Swab tests on everyday items found potentially deadly bugs on everything from bathroom taps to TV remotes, sets of keys and door handles.

Kettle handles were found to contain large amounts of Staphylococcus aureus, which can cause skin infections, food poisoning and sometimes even toxic shock syndrome. 

Researchers have discovered that the handle of a kettle in a typical home harbours more bacteria than a toilet seat (stock image)

TV remotes and keys also had more of the bacteria than toilet seats.

But it was the kitchen tap that was the most contaminated area, while bin lids had the highest levels of deadly E.coli.

The study of 2,000 adults for cleaning products firm Microban 24 found we clean forget to wipe down heavily used surfaces. 

Study leader Jonathan Cox, of Aston University in Birmingham, said: ‘Hopefully people will think a little bit more about where and how they are cleaning.’

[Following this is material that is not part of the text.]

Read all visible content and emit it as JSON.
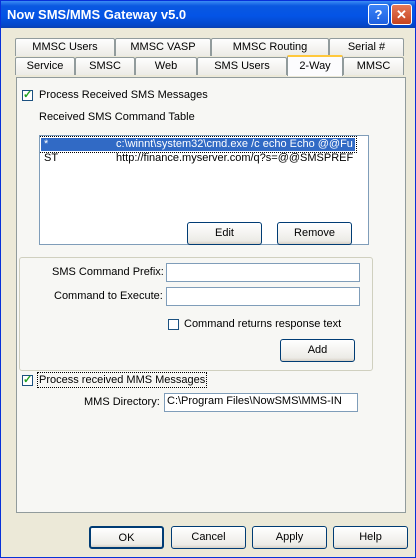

He added: ‘While it might seem shocking, it’s not that surprising that we found bacteria on these high contact surfaces.

‘We actually found more bacteria on the handle of the kettle than we did on the toilet seat.

‘That may sound startling, but perhaps if you think about how regularly you clean those different environments it may be less surprising.

‘I think it shines a light on the particular areas that maybe we don’t think of cleaning quite so regularly.’

TV remotes and keys also had more of the bacteria than toilet seats (stock image)

The experiment saw the swabs plated out in nutrient agar and incubated at body temperature (37 degrees) – the optimum temperature for bacteria growth – for 24 hours.

The TV remote was home to possible E. coli, while the sink splash back was found to have Pseudomonas, which is often found in soil and plants.

It comes after the survey found that during the average week, adults spend 90 minutes cleaning their home.

But 47 per cent admitted this has increased by an average of 43 minutes since the start of the pandemic.

Despite this, more than one in 10 have never cleaned their front door handle, and another seven per cent haven’t ever wiped down their internal door handles.

Others have never cleaned remote controls (13 per cent), stair handrails (five per cent) and mobile phones (11 per cent).